In 1949, a seamstress from a small coastal town in the Gold Coast colony stood up in a room full of men and voted to split from the most powerful political party in the country. Her name was Hannah Kudjoe. She spent the next decade organizing the women who would win Ghana's first democratic election and help deliver the first black-majority nation in Africa its independence from Britain. When Nkrumah published his autobiography, she wasn't in it.

Make Way does for twelve women what it does for Hannah Kudjoe. It finds the woman who was in the room, who was essential to the room, and whose name was removed from the record the moment her usefulness to powerful men was exhausted.

We're talking about Queen Njinga of Angola, who fought the Portuguese to a standstill for forty years and died at eighty still a sovereign.

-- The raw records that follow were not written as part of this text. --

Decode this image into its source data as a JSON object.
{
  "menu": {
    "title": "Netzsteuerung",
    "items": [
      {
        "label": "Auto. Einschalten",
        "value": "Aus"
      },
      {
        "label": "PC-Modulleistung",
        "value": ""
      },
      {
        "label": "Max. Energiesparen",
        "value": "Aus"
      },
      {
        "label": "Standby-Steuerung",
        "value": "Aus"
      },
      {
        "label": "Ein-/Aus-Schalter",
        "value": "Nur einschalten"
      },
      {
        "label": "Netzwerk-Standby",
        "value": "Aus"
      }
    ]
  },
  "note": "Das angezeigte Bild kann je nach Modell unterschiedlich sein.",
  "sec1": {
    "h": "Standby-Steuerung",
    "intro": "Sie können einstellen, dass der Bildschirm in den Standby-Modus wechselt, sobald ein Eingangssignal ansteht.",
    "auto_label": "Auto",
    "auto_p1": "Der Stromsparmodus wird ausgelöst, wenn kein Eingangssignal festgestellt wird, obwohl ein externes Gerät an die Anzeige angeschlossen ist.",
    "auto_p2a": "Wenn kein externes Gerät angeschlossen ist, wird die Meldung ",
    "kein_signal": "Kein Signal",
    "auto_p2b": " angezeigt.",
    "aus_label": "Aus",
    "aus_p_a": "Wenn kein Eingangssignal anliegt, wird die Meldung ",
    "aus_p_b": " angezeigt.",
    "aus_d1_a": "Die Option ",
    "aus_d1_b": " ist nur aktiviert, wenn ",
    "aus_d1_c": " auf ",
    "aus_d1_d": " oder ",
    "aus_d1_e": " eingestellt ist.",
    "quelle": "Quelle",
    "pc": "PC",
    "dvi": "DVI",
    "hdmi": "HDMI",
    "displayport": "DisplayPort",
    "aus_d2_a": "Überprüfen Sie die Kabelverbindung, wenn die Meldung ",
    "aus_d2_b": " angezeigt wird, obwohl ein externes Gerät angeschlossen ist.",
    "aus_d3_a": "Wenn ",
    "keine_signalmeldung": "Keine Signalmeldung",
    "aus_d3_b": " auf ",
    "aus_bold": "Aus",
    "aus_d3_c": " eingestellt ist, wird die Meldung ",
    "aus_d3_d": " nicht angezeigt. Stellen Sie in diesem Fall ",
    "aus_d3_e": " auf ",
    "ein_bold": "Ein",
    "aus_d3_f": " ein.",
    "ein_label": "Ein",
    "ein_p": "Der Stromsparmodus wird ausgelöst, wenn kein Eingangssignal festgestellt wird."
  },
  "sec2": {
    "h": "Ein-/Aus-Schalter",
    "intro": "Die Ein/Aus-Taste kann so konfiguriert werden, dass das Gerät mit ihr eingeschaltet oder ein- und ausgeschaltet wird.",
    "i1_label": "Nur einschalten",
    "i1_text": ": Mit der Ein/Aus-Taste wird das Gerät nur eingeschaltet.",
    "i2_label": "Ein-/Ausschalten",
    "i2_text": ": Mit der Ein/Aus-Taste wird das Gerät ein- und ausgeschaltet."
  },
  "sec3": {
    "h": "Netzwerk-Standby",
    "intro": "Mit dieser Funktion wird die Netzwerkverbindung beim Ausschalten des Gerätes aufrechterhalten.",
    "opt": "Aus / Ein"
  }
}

Wangari Maathai, the Nobel Peace Prize winner who saved a Nairobi forest by walking upstream through a river at dawn to plant trees while the police watched. Brenda Fassie, the queer Black pop icon who sang South Africa through the end of apartheid and whose music still stops a room on any continent.

The author traveled to nine countries to write this book. She gathered oral histories from descendants and community keepers across four continents. And she wrote it while losing both parents—her mother partway through, her father near the end—which means this book knows in its bones what it costs to carry someone's memory, and what it costs not to.

Make Way is five hundred years of history rewritten from the inside. It is the book that asks what we have lost by not knowing these women's names, and begins the important work of giving that back to us all.